Shanghai: Djokovic d. Fognini
In the third game of the second set of his match with Fabio Fognini, Novak Djokovic reacted to a routine backhand error in uncharacteristic fashion. As he followed through and understood he’d made an error, he just let the racquet fly from his hands. If you’re familiar with the racquet-head speed Djokovic generates when he hits his cross-court backhand, you know what came next:
Cra-a-a-a-ack! Poor racquet. Ouch!
Just why Djokovic appeared so frustrated was puzzling, for he was safely in the lead by then, 6-3, 1-1. The racquet was a cracked, twisted mess—quite a job, considering that it was the result of just a single, punishing hit. The racquet Djokovic retrieved and continued with behaved better (wouldn’t you?), and while it couldn’t quite help the Serb secure a break in that game, it did the job the next time Fognini served, paving the way for an easy 6-3, 6-3 win.
The match began with a commanding Djokovic hold, inspiring one of the Tennis Channel commentators to indulge in a long paean to Nole’s underrated serve. Funny how that has suddenly popped up as a theme, simply because Djokovic had an outstanding day at the service line in the Beijing final.
No matter. On a day when Fognini isn’t feeling it, he’d be vulnerable to the serve of an Elena Dementieva. Djokovic posted the first break of the match in the third game by doing what he does best—hammering side-to-side groundstrokes that turn a rally into something like a symphonic movement, in which the themes just build and build and finally come to a grand crescendo.
Djokovic blasted away, and Fognini ran. And ran. And ran. And while Fognini’s counter-punching abilities are formidable, nobody is going to beat Djokovic by out-defending him. A rushed forehand hit off-balance by Fognini gave Djokovic his first break point of the match, and he converted it with a resounding smash for a 3-1 lead.
Nothing much happened after that until the third game of the second set, the one in which Djokovic destroyed his trusty servant Mr. Head. Still in with a shot at that point, Fognini played a spirited game and slammed the door on numerous Djokovic chances to hold for 2-1.
This was one of those moments that begged for a break in the next game, but the momentum shift never happened. Djokovic, curbing his frustration and presumably more confident with the new racquet, held with but one glitch—a Fognini smash that created a deuce point. But a pair of groundstroke errors by Fognini allowed Djokovic to hold for 2-2.
In the next game, Fognini’s defenses—or was it merely his concentration?—fell apart. A couple of glaring errors allowed Djokovic a break point, which he promptly converted when Fognini whacked a cross-court backhand error off a serve return.

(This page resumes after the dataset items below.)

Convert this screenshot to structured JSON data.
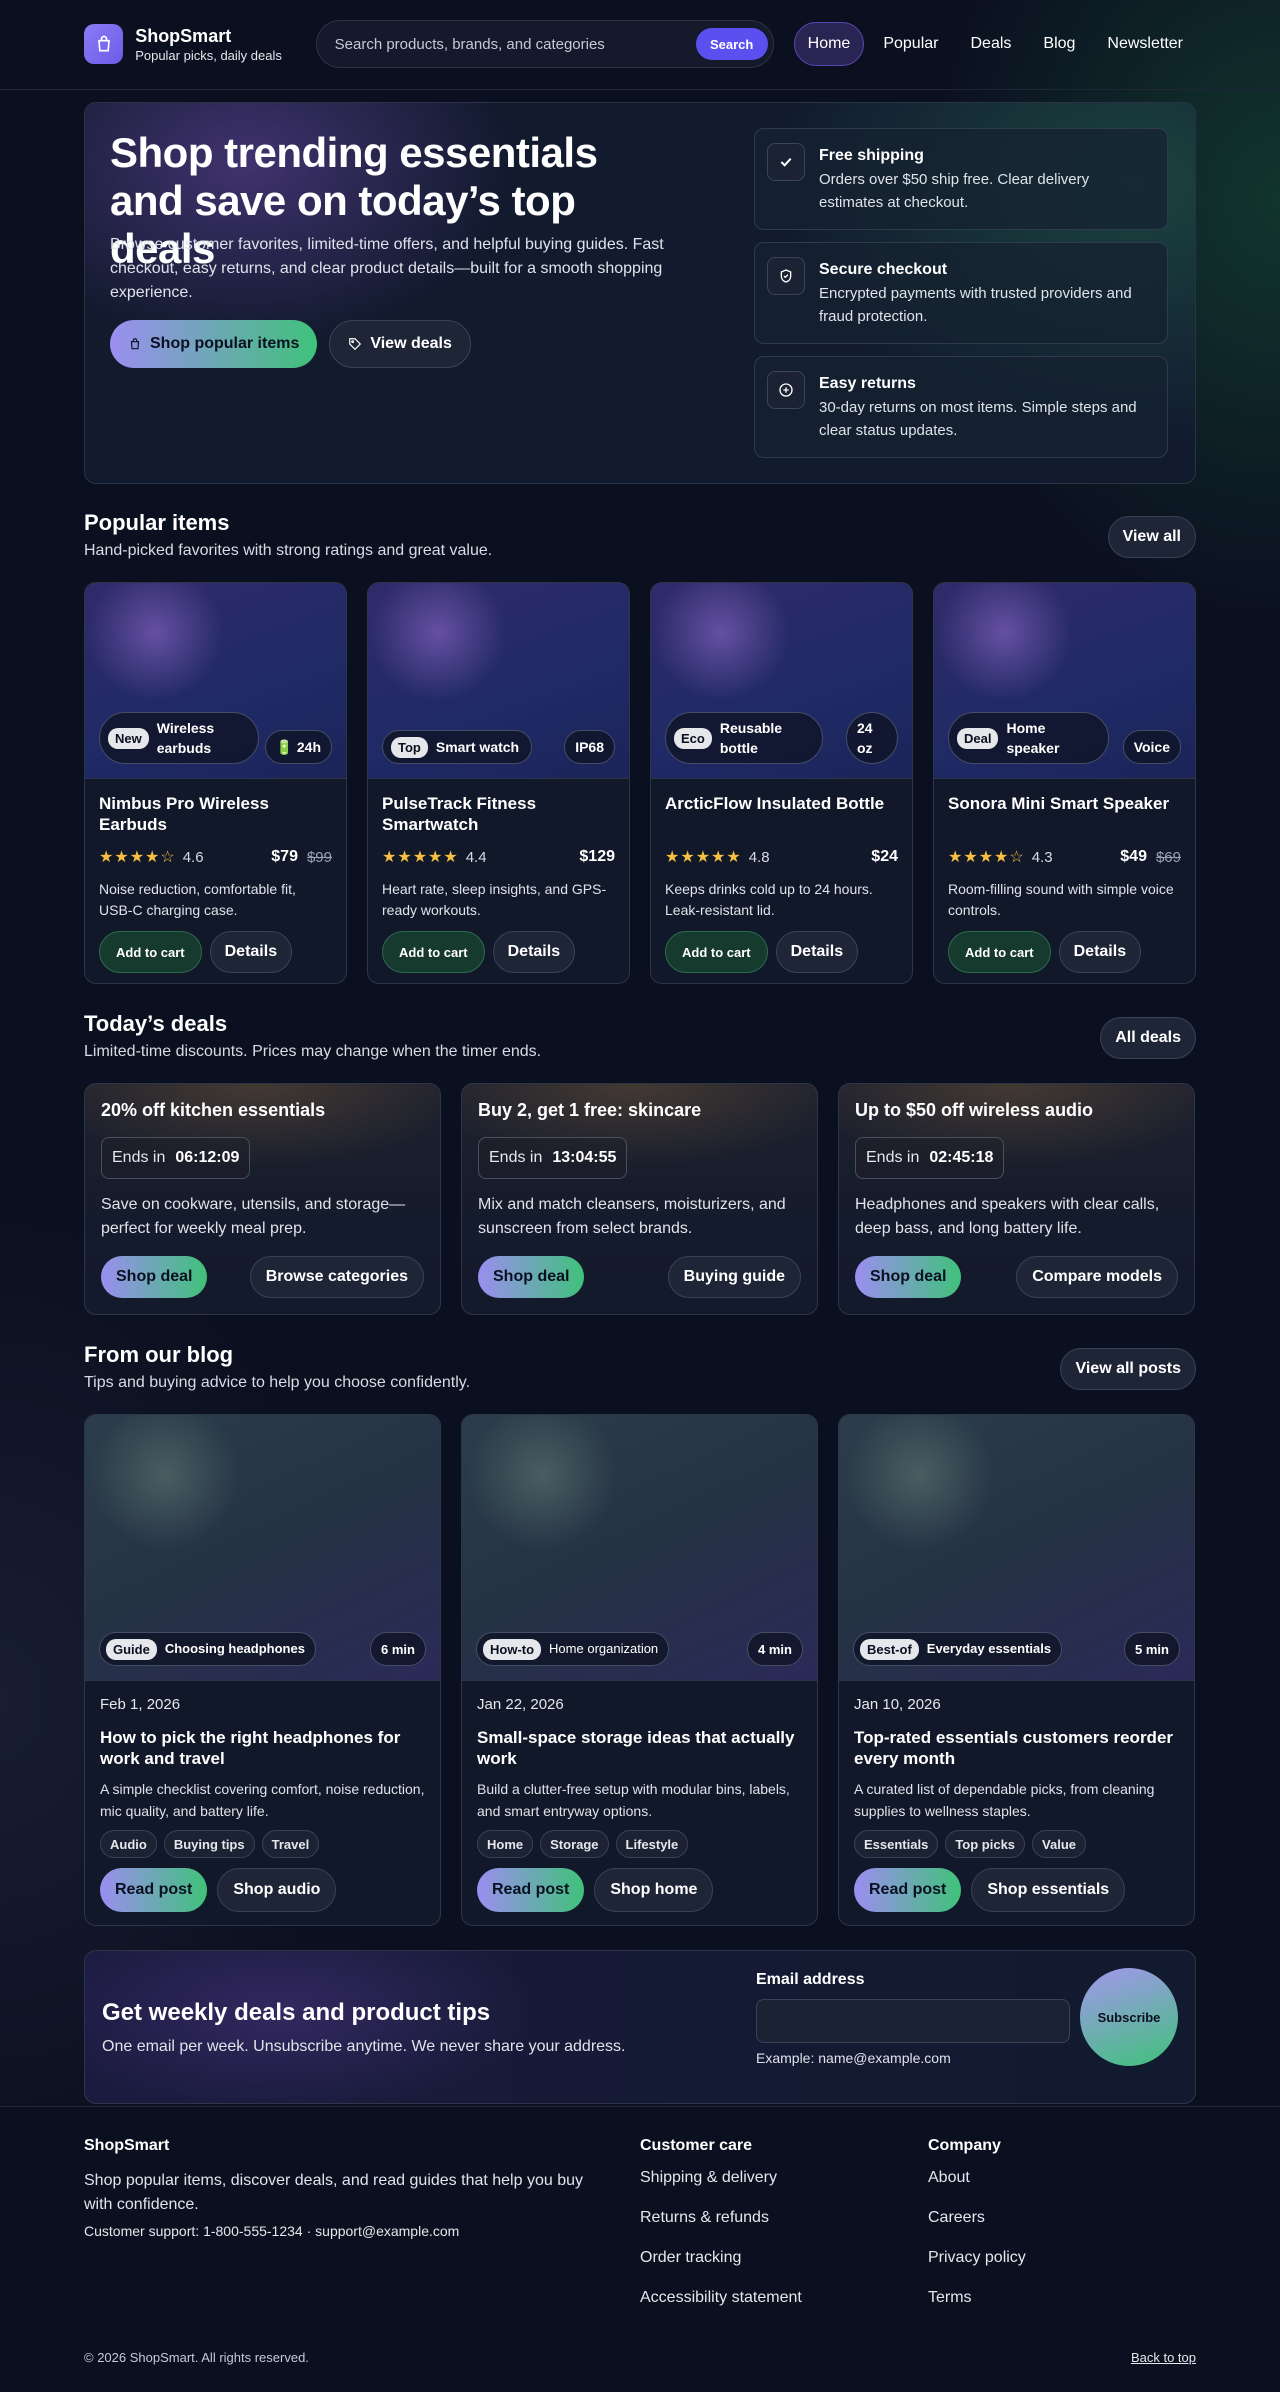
{
  "brand": {
    "name": "ShopSmart",
    "tagline": "Popular picks, daily deals"
  },
  "search": {
    "placeholder": "Search products, brands, and categories",
    "button": "Search"
  },
  "nav": [
    "Home",
    "Popular",
    "Deals",
    "Blog",
    "Newsletter"
  ],
  "hero": {
    "title": "Shop trending essentials and save on today’s top deals",
    "text": "Browse customer favorites, limited-time offers, and helpful buying guides. Fast checkout, easy returns, and clear product details—built for a smooth shopping experience.",
    "primary": "Shop popular items",
    "secondary": "View deals",
    "features": [
      {
        "title": "Free shipping",
        "text": "Orders over $50 ship free. Clear delivery estimates at checkout.",
        "icon": "check-icon"
      },
      {
        "title": "Secure checkout",
        "text": "Encrypted payments with trusted providers and fraud protection.",
        "icon": "shield-icon"
      },
      {
        "title": "Easy returns",
        "text": "30-day returns on most items. Simple steps and clear status updates.",
        "icon": "return-icon"
      }
    ]
  },
  "popular": {
    "title": "Popular items",
    "subtitle": "Hand-picked favorites with strong ratings and great value.",
    "view_all": "View all",
    "add_label": "Add to cart",
    "details_label": "Details",
    "items": [
      {
        "badge": "New",
        "tag": "Wireless earbuds",
        "chip": "🔋 24h",
        "name": "Nimbus Pro Wireless Earbuds",
        "stars": "★★★★☆",
        "rating": "4.6",
        "price": "$79",
        "old": "$99",
        "desc": "Noise reduction, comfortable fit, USB-C charging case."
      },
      {
        "badge": "Top",
        "tag": "Smart watch",
        "chip": "IP68",
        "name": "PulseTrack Fitness Smartwatch",
        "stars": "★★★★★",
        "rating": "4.4",
        "price": "$129",
        "old": "",
        "desc": "Heart rate, sleep insights, and GPS-ready workouts."
      },
      {
        "badge": "Eco",
        "tag": "Reusable bottle",
        "chip": "24 oz",
        "name": "ArcticFlow Insulated Bottle",
        "stars": "★★★★★",
        "rating": "4.8",
        "price": "$24",
        "old": "",
        "desc": "Keeps drinks cold up to 24 hours. Leak-resistant lid."
      },
      {
        "badge": "Deal",
        "tag": "Home speaker",
        "chip": "Voice",
        "name": "Sonora Mini Smart Speaker",
        "stars": "★★★★☆",
        "rating": "4.3",
        "price": "$49",
        "old": "$69",
        "desc": "Room-filling sound with simple voice controls."
      }
    ]
  },
  "deals": {
    "title": "Today’s deals",
    "subtitle": "Limited-time discounts. Prices may change when the timer ends.",
    "all": "All deals",
    "ends_label": "Ends in",
    "shop_label": "Shop deal",
    "items": [
      {
        "title": "20% off kitchen essentials",
        "timer": "06:12:09",
        "text": "Save on cookware, utensils, and storage—perfect for weekly meal prep.",
        "secondary": "Browse categories"
      },
      {
        "title": "Buy 2, get 1 free: skincare",
        "timer": "13:04:55",
        "text": "Mix and match cleansers, moisturizers, and sunscreen from select brands.",
        "secondary": "Buying guide"
      },
      {
        "title": "Up to $50 off wireless audio",
        "timer": "02:45:18",
        "text": "Headphones and speakers with clear calls, deep bass, and long battery life.",
        "secondary": "Compare models"
      }
    ]
  },
  "blog": {
    "title": "From our blog",
    "subtitle": "Tips and buying advice to help you choose confidently.",
    "all": "View all posts",
    "read_label": "Read post",
    "posts": [
      {
        "badge": "Guide",
        "tag": "Choosing headphones",
        "time": "6 min",
        "date": "Feb 1, 2026",
        "title": "How to pick the right headphones for work and travel",
        "text": "A simple checklist covering comfort, noise reduction, mic quality, and battery life.",
        "tags": [
          "Audio",
          "Buying tips",
          "Travel"
        ],
        "secondary": "Shop audio"
      },
      {
        "badge": "How-to",
        "tag": "Home organization",
        "time": "4 min",
        "date": "Jan 22, 2026",
        "title": "Small-space storage ideas that actually work",
        "text": "Build a clutter-free setup with modular bins, labels, and smart entryway options.",
        "tags": [
          "Home",
          "Storage",
          "Lifestyle"
        ],
        "secondary": "Shop home"
      },
      {
        "badge": "Best-of",
        "tag": "Everyday essentials",
        "time": "5 min",
        "date": "Jan 10, 2026",
        "title": "Top-rated essentials customers reorder every month",
        "text": "A curated list of dependable picks, from cleaning supplies to wellness staples.",
        "tags": [
          "Essentials",
          "Top picks",
          "Value"
        ],
        "secondary": "Shop essentials"
      }
    ]
  },
  "newsletter": {
    "title": "Get weekly deals and product tips",
    "subtitle": "One email per week. Unsubscribe anytime. We never share your address.",
    "label": "Email address",
    "example": "Example: name@example.com",
    "button": "Subscribe",
    "value": ""
  },
  "footer": {
    "brand": "ShopSmart",
    "text": "Shop popular items, discover deals, and read guides that help you buy with confidence.",
    "support_label": "Customer support:",
    "phone": "1-800-555-1234",
    "sep": " · ",
    "email": "support@example.com",
    "care_title": "Customer care",
    "care": [
      "Shipping & delivery",
      "Returns & refunds",
      "Order tracking",
      "Accessibility statement"
    ],
    "company_title": "Company",
    "company": [
      "About",
      "Careers",
      "Privacy policy",
      "Terms"
    ],
    "copyright": "© 2026 ShopSmart. All rights reserved.",
    "back_to_top": "Back to top"
  },
  "colors": {
    "bg": "#0b1020",
    "accent": "#5b4ff0",
    "gradient_start": "#9b8ef0",
    "gradient_end": "#3fc27a",
    "star": "#f5c042"
  }
}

As the clock passed the one-hour mark, Djokovic hammered out another hold for 4-2.
Fognini ralled with a good hold, but it was too little, too late. Djokovic was firmly in control of the match, serving at a 75 percent first-serve conversion rate, and hit his fifth ace in the game that lifted him to 5-3.
A dispirited Fognini, looking lazy as well as inept, immediately allowed Djokovic to win the first three points of the next, critical game. Being Fabulous Fabio, he immediately wiped away the first two match points with glorious winners. But he had no real appetite for the battle and was hard pressed to get the top of his racquet on the backhand with which Djokovic ended it.